Yesterday, a young woman named Sharla, aged 30 years, passed away in her sleep. I’d known her and her family since she was a child. She was very happily married, to a fine young man, Mike, that I came to know through my job, now with five children under the age of six. I know, how’d that happen? They had three girls, 5, 4, and 2 and just had twin boys born last Christmas Eve. They hadn’t planned their family that way, but she was exuberant about having babies and with the birth of the twins, happily and laughingly announced they had reached their family’s max and would have her tubes tied.
This year they had come through the difficult pregnancy and delivery of their twin boys and their photography business was just beginning to take off. They had come to meet and know many people during their short lives. Literally hundreds of people are responding to her passing with their condolences via social media, and I know there are some hundreds more that won’t be reaching out through the internet, but are also affected by her passing.
We don’t yet know how she died. An autopsy will reveal that soon enough. Plans are being made for a memorial service. Money is being raised for her burial and there will be many hands to handle the funeral protocols. So, all that’s left is to mourn.
My relationship to this family spans many years and wonderful associations, but the most important contact I currently have is with the little girls. I see them each week in our Sunday School, as I conduct our singing time. I know my heart will break when I see them next. My concern is so selfish. How will I be able to control myself and not break down in front of these sweet girls?
I am very grounded in my faith. Because I know God has a plan for us, I know that death is part of life. But, I grieve just like everyone else at being left behind, and, being a woman, can get emotional and teary-eyed for much lesser events in life, let alone the passing of a young mother. I have to believe that, with faith, I will be directed to do and say the appropriate things to touch these children in a positive way.
There’s one more side to this young woman’s life. I think she was about 20 when she decided to join the Army Reserves. Then the Iraq war began and she was called up to active duty. She served in Kuwait and supported the military push into Iraq. She endured harsh desert living conditions, even being housed in one of Saddam’s palaces without water or electricity. I remember seeing the dozens of photos she took while there and being in awe of this “little girl” who grew up to be in the Army. All the while she had an “enduring” sense of humor, coming home and finding the love of her life in her husband. Little did I know that a few short years later, one of my own sons would also join the Army and eventually become one of our fighting elite.

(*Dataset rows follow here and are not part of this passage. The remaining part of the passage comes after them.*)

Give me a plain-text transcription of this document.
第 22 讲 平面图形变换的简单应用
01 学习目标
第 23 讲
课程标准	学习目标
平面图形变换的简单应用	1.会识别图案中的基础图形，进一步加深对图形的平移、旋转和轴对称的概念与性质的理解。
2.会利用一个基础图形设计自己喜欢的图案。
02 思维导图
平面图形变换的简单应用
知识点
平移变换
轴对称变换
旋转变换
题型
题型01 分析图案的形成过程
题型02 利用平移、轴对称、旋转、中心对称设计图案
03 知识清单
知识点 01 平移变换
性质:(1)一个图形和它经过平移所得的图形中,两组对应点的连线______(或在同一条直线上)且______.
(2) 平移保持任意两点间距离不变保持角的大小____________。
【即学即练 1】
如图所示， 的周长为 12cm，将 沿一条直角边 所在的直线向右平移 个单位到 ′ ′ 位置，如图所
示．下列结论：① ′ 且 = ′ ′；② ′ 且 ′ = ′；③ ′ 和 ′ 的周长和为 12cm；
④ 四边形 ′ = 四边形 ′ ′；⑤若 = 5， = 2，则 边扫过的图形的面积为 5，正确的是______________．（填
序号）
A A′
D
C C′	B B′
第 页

All our lives are tied together with fragile threads, meandering in and out, seemingly without purpose. Yet, here I sit today, reflecting on a life, which I would judge, was cut way too short. But, if I am a person of faith, I have to believe that all things happen for a purpose, and it is my own personal adventure in life to discover where they lead. My prayers are with all the family for peace and strength to make it through this difficult time and for direction and support into the future without this fine woman. All I know is, we’re all better for having known her and she leaves a legacy we all can admire.